In an auspicious big-screen debut, Delmore manages to be delightfully down-to-earth -- and slyly deadpan, calling these two overgrown boys on their immaturity even while expressing a grudging understanding of it.
Duplass (a veteran, on-screen and off, of such low-budget festival faves as "The Puffy Chair") captures Ben's contradictory yearnings -- to relive the carefree spontaneity of his youth, even as he reluctantly embraces his status as a semiresponsible grown-up.
And Leonard (who's followed his "Blair Witch Project" breakthrough with a variety of movie and TV roles) conveys Andrew's wild-but-no-longer-a-child exterior -- and the grudging acknowledgment that he might not be quite the free spirit everyone else thinks he is.
Yes, boys will be boys.
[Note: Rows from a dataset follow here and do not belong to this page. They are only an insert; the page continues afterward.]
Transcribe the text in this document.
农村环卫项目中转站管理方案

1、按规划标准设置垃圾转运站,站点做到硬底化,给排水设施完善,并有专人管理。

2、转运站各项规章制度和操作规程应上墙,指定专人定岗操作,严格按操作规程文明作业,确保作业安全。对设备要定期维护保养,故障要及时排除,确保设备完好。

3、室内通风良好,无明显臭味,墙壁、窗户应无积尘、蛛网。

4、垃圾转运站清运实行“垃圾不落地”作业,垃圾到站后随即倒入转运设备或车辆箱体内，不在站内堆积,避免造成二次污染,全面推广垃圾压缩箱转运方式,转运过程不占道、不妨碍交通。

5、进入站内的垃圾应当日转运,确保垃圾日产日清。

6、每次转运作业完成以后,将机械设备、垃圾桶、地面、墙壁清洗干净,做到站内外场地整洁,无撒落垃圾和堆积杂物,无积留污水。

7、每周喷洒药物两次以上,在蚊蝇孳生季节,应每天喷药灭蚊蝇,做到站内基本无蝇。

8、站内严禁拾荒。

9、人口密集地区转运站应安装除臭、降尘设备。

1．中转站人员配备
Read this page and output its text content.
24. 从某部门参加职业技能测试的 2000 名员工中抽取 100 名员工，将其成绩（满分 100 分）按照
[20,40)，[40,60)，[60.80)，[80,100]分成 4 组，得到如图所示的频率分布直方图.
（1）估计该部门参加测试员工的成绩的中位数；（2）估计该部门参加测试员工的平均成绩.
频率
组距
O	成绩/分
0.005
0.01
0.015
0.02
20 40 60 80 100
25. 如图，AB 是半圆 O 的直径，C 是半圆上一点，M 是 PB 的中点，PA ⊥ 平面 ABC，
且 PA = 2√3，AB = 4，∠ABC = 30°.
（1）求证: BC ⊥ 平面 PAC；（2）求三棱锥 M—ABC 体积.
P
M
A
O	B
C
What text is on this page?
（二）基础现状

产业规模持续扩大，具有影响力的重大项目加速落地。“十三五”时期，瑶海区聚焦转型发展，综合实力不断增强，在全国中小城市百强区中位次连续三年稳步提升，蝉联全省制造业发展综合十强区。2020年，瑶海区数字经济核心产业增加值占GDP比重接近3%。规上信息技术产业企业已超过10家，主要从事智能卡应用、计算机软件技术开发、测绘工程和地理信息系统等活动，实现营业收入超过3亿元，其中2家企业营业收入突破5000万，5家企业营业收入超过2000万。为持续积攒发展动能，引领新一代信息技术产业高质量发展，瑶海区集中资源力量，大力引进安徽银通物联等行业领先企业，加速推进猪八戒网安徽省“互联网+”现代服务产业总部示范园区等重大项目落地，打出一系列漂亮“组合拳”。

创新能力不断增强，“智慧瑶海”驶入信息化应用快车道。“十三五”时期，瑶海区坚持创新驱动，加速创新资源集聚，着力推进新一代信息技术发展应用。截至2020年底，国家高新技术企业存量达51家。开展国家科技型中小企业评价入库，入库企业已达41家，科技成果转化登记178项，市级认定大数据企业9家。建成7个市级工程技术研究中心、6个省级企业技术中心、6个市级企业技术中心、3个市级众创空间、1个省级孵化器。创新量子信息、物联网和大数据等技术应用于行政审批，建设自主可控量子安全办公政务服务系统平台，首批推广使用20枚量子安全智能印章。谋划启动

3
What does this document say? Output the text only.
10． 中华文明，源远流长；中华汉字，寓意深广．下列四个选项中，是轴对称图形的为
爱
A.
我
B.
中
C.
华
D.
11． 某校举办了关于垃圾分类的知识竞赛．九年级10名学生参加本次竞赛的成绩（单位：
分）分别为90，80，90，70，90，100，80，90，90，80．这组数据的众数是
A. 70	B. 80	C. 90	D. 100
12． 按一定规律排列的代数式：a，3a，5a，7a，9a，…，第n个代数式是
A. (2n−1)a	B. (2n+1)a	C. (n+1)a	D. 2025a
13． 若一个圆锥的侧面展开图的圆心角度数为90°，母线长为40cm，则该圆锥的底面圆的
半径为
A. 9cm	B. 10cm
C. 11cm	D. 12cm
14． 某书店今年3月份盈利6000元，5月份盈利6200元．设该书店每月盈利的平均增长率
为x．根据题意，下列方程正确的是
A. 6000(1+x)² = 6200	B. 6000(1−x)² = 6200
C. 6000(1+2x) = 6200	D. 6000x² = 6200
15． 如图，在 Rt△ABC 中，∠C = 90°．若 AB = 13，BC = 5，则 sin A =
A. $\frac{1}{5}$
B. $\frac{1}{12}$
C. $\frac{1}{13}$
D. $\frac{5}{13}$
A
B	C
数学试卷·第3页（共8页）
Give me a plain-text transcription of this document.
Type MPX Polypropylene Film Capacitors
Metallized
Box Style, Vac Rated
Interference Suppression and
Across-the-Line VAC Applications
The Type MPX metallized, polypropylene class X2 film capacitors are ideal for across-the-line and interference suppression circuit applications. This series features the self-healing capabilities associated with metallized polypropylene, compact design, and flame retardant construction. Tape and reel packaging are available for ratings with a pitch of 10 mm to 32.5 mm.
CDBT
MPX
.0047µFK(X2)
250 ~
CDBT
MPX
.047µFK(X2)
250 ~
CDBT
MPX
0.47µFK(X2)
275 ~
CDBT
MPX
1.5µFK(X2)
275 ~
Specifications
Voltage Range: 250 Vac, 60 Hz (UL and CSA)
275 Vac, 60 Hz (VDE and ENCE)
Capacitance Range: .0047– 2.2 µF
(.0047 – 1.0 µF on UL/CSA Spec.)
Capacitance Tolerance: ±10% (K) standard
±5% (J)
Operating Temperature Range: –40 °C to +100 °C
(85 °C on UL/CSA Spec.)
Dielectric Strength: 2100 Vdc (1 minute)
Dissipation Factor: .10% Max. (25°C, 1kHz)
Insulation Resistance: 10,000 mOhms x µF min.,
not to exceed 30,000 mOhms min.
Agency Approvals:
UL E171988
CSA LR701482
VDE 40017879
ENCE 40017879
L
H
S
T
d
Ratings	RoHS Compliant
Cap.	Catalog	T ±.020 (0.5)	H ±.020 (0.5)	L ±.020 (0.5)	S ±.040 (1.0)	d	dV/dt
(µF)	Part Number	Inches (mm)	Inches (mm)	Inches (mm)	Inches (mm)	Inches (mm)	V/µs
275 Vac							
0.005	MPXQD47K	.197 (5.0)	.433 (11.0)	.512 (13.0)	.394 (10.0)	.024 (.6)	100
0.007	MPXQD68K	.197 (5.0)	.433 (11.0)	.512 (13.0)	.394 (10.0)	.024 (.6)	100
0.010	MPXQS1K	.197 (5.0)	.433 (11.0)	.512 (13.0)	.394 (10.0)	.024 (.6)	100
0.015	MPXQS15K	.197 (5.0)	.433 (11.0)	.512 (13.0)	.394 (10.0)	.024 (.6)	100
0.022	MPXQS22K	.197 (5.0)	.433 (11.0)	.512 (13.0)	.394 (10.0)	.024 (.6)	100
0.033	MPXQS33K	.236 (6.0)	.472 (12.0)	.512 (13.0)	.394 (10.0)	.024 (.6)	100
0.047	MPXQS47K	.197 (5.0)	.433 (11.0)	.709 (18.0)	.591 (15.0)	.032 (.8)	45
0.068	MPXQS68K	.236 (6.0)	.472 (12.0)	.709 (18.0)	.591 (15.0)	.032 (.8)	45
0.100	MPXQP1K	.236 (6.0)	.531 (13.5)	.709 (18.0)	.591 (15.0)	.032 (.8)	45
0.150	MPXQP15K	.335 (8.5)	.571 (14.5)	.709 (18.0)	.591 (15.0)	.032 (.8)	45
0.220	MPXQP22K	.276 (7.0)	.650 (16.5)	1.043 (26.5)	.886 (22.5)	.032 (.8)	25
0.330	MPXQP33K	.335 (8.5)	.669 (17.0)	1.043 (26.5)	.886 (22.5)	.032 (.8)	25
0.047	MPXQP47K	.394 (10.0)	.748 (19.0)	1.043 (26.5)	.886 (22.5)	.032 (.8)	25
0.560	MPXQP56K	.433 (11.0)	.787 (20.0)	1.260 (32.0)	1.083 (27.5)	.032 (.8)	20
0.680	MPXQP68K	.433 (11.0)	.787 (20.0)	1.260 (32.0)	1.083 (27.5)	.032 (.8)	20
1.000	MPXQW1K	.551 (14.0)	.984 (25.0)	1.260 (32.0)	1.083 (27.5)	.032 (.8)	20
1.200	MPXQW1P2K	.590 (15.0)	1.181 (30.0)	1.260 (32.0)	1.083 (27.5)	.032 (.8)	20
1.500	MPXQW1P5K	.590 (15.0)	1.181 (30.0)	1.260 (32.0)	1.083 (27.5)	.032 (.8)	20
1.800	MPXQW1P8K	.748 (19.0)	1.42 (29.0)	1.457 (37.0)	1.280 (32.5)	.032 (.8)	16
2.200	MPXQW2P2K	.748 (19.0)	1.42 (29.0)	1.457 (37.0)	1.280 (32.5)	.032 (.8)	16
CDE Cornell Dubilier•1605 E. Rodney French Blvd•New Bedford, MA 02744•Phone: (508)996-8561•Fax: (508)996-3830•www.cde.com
But "Humpday" is that rare movie that sees, and explores, the humanity -- and even a bit of the heartache -- beneath all the hijinks.
Contact movie critic Carol Cling at ccling@reviewjournal.com or 702-383-0272.
Carol Cling's Movie Minute
Review
"Humpday"
93 minutes
R; strong sexual content, pervasive profanity, drug use
B+
Village Square
Deja View
Old friends reunite in movies ranging from bittersweet comedy to heart-tugging drama:
"The Way We Were" (1973) -- A golden-boy writer (Robert Redford) and a campus activist (Barbra Streisand) find friendship, love -- and heartbreak -- in an epic romance that stretches from the 1930s to the 1950s.
"Return of the Secaucus Seven" (1980) -- College friends reunite to recall their radical past -- and ponder the future -- in writer-director John Sayles' standout directorial debut, which features David Strathairn and "NYPD Blue's" Gordon Clapp in early roles.
"The Big Chill" (1983) -- Seven college friends (played by, among others, Kevin Kline, Glenn Close, William Hurt and Jeff Goldblum) gather for a momentous weekend reunion following the funeral of a fellow classmate.
"Peter's Friends" (1992) -- Members of a college comedy troupe reunite for a New Year's Eve at an English country house in this comedy co-written by and co-starring Harrah's headliner Rita Rudner; Hugh Laurie, Emma Thompson and director Kenneth Branagh also are on the guest list.
"Reign Over Me" (2007) -- Reconnecting with an old college roommate (Don Cheadle) helps a grief-stricken man (Adam Sandler) who lost his family in the Sept. 11 attacks start reconnecting with life.